In the early 1860s, court officials decided that a more substantial court building was required. The site they selected was on the south side of Nelson Street. Construction of the new building started in 1864. It was designed by Peddie and Kinnear in the Scottish baronial style, built by John Coghill & Co in ashlar at a cost of £8,386, and was officially opened by Sheriff Patrick Fraser on 5 November 1869.

The design involved a symmetrical main frontage of seven bays facing onto Nelson Street. The central bay featured a four-stage tower.

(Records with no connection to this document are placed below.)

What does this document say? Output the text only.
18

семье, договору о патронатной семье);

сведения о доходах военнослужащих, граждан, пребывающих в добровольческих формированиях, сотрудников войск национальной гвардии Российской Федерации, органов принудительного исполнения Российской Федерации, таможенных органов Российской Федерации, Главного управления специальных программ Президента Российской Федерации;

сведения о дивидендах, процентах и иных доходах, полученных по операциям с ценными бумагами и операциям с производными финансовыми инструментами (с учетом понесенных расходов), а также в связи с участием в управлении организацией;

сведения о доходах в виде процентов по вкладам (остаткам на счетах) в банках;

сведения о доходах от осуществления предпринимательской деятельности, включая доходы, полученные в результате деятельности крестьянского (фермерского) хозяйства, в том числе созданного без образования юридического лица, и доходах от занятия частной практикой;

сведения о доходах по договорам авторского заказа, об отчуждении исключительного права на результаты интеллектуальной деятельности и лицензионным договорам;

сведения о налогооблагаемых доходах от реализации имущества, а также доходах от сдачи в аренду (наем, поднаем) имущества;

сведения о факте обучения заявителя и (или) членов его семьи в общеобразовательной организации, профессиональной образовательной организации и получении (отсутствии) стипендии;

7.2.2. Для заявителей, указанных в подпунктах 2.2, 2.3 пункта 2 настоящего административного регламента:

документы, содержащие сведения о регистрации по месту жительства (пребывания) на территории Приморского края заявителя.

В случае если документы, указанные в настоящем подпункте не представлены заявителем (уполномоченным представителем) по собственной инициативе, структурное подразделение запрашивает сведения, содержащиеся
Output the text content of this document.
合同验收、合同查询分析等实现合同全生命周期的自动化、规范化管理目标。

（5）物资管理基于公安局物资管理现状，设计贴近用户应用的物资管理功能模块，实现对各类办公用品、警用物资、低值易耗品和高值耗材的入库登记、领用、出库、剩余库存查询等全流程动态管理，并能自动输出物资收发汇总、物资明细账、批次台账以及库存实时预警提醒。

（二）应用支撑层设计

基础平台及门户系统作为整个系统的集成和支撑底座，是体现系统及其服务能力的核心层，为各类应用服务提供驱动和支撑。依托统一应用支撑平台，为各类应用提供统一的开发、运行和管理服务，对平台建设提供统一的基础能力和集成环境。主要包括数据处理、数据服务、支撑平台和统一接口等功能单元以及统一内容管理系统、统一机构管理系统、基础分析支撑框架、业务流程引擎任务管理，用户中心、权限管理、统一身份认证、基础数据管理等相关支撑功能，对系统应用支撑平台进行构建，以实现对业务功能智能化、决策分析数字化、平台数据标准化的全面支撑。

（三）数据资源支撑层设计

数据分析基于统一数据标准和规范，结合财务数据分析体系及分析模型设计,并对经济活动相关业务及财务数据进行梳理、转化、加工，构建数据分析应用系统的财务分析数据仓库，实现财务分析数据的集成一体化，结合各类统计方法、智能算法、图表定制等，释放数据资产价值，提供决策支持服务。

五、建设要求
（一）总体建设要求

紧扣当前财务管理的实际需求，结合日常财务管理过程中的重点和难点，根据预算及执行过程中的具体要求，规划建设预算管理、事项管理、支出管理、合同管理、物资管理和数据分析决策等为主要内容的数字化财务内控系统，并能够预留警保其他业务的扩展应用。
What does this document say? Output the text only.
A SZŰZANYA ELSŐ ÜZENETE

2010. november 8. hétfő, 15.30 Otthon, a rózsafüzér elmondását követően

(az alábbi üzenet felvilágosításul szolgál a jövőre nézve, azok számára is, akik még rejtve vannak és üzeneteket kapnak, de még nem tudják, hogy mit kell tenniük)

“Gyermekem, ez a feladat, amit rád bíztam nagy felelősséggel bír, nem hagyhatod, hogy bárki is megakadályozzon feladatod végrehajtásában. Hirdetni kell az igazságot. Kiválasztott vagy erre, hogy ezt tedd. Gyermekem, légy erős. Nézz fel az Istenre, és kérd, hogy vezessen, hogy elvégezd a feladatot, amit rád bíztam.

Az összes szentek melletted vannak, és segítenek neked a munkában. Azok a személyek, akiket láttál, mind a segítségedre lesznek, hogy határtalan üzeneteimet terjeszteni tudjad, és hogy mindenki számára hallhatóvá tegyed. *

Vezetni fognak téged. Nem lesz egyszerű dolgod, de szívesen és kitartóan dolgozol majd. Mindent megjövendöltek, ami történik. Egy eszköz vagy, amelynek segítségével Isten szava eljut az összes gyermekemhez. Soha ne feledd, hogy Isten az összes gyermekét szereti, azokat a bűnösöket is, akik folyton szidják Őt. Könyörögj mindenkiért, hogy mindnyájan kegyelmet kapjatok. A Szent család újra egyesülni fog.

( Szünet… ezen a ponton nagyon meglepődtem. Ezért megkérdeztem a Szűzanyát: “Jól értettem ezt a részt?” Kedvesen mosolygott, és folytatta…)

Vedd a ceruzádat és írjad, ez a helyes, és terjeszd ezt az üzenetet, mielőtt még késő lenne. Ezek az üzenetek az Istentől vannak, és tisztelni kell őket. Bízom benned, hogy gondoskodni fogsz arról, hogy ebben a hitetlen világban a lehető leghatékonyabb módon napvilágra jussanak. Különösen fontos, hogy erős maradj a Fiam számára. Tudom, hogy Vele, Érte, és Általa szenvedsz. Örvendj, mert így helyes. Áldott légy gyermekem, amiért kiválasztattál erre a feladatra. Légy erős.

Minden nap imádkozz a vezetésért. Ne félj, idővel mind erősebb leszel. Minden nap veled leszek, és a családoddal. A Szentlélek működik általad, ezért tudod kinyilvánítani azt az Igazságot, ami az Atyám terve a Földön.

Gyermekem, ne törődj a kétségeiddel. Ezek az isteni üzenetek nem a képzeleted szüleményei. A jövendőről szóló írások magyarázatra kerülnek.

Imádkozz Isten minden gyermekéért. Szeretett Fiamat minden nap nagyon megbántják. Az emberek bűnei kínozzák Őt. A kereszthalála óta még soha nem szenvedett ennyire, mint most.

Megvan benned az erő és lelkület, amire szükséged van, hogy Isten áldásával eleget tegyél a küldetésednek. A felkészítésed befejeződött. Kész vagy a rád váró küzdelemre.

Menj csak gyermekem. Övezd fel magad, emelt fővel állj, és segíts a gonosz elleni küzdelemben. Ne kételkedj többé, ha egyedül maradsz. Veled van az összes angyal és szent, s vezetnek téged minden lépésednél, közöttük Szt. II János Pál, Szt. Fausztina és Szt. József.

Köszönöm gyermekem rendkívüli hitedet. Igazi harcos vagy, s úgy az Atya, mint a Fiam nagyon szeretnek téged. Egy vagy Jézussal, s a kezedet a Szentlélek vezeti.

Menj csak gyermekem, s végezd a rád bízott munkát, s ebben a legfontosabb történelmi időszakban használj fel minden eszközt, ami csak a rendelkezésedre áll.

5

There was segmental headed doorway flanked by colonettes supporting a hood mould in the first stage, a mullioned and transomed window with a hood mould and a balcony in the second stage, three tall segmental headed windows in the third stage, and two small round headed widows flanked by bartizans and surmounted by a pediment in the fourth stage. The whole structure was surmounted a pyramid-shaped roof, a small spire and a weather vane. The entire structure was 112 feet high. The wings of three bays each were fenestrated by segmental headed windows with hood moulds on the ground floor, by sash windows with moulded surrounds on the second floor and by dormer windows with finials at attic level. Internally, the principal rooms were the offices of the sheriff, sheriff clerk and procurator fiscal at the front on the ground floor, and a double-height main courtroom at the back on the ground floor.

A prison at the rear of the courthouse was demolished in 1936. The Governor's House, standing to the southwest of the main building, survived but was later sold for private residential use.

In October 1999, the building was the venue for a high-profile trial involving three women accused of boarding a Trident support vessel in Loch Goil and throwing computer equipment overboard. Sheriff Margaret Gimblett, having controversially deemed nuclear weapons to be illegal under international law, instructed the jury to find the three women not guilty. A few months later, in the High Court of Justiciary in Edinburgh, Lord Hardie ruled that the defence was mistaken.

The local justice of the peace court moved into the building in December 2009.